For minority shareholders seeking recourse, appealing to the NCLT for valuation is a potential last resort. The NCLT has the authority to appoint another valuer or make the process optional for shareholders, allowing them to decide whether they wish to participate in the share cancellation.
Regarding taxation, the proceeds from the capital reduction would be deemed as dividends under Section 2(22)(d) of the Income Tax Act, 1961. If the amount of capital reduction exceeds the accumulated profits,whether capitalised or not, it would be taxable as dividend upto the accumulated profits of the company, post that considered as capital gain. As the transaction involving Reliance Retail Limited includes an amount approximately five times the profit made by the company in FY22, the deemed dividend would be taxed according to the applicable slab rates. Shareholders receiving dividends exceeding Rs 5,000 in a financial year would be subject to Tax Deducted at Source (TDS) deductions.

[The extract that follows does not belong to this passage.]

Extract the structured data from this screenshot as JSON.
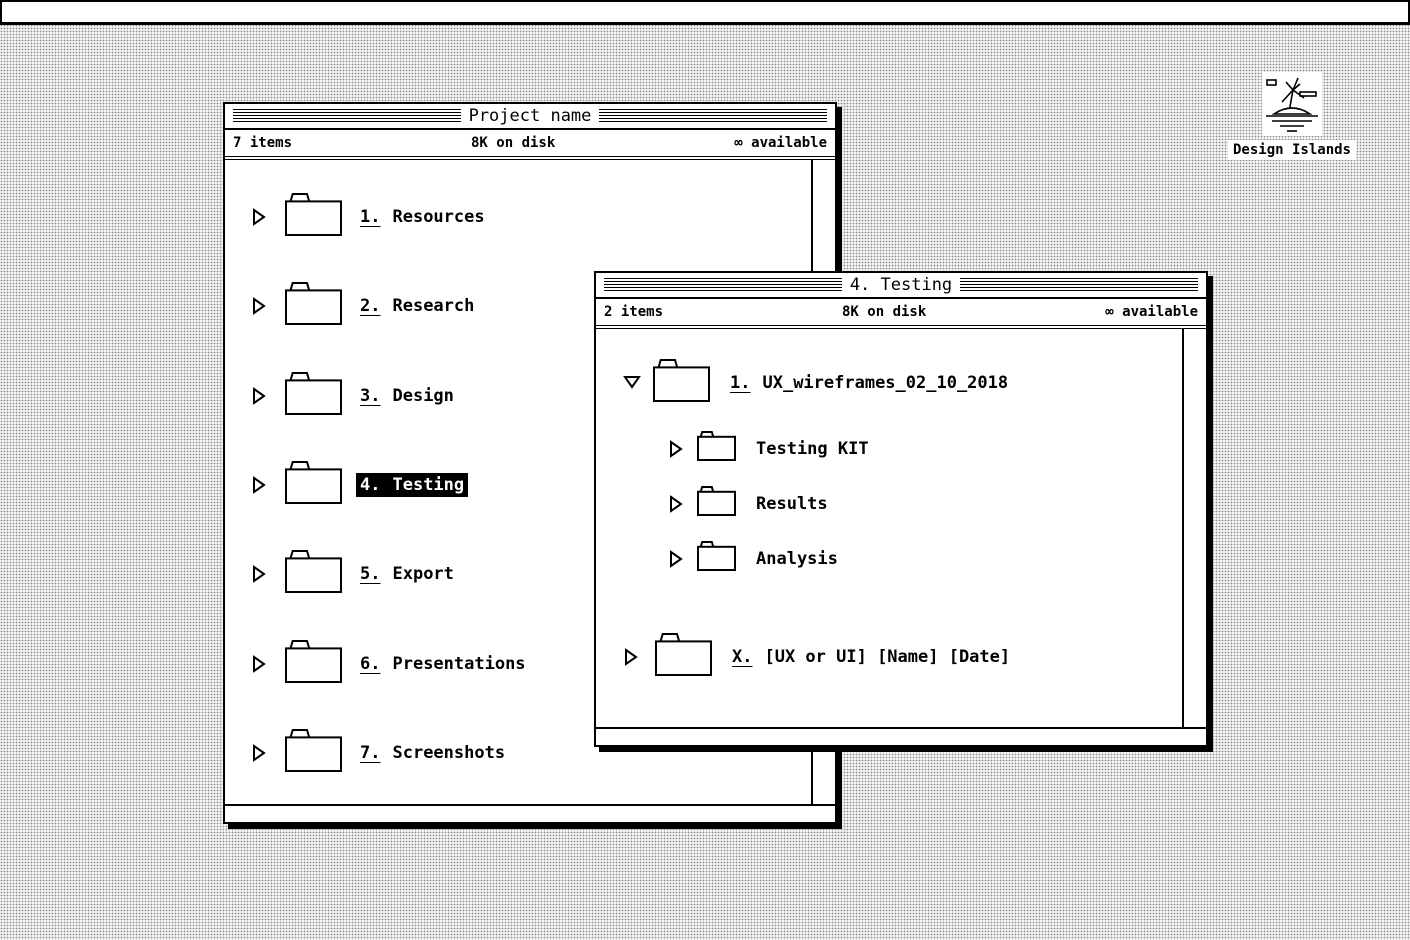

Means if someone is under Maximum 35% tax bracket, he will have 885 only post tax i.e. the fair value decided by E&Y.
Investing In 'Unlisted Market’ Is Dangerous
With fundraising from Private Equity players in RRVL, Reliance made it quite clear that Reliance Retail Limited is not going to be listed. Since the unlisted market is an OTC market, Lack of information and non-transparent discovery of price leads the share price to trade at more than 2x of its fair price.
Now the question comes whether it is the fault of the unlisted market.
Generally, while investing in an unlisted public company or any private company one should always be careful and make informed decisions with available information. In unlisted securities only the Companies Act,2013 is applicable and no SEBI regulation is applicable. SEBI also has no right to preview in the matter of unlisted securities.
With such an astronomical valuation of Reliance Retail Limited (Rs 27 Lakh Crores), where they are valuing the company more than its listed arm Reliance Industries Limited (Rs 18 Lakh Crores) which holds it.
Some of the leading unlisted brokers are also misleading retailers by giving misleading information on their website as you can clearly see the screenshot of one such website where broker is claiming that Reliance Retail Limited will be listed on stock exchange.
One need to always caution as well as keep valuations and checks while investing in unlisted securities.
Lesson for Unlisted Market Investors
1. Know what you are buying, there may be a case that the entity you are buying may not get listed (as happened in the case of Reliance)
2. The price you are paying - sometimes it happens the price you are paying to buy an unlisted market is higher than its fair value or its IPO Price (happened in the case of Paytm, Policybazaar, and Nazara Tech)
3. Be informed - it's important that you get regular updates about the investee company’s important updates and events
4. Evaluate investment opportunity with based on facts rather than narratives
5. Be prepared to patiently hold the unlisted stock as IPO may not come soon
6. Be prepared for illiquidity - you may not be able to sell your stocks as soon as you do in the listed market.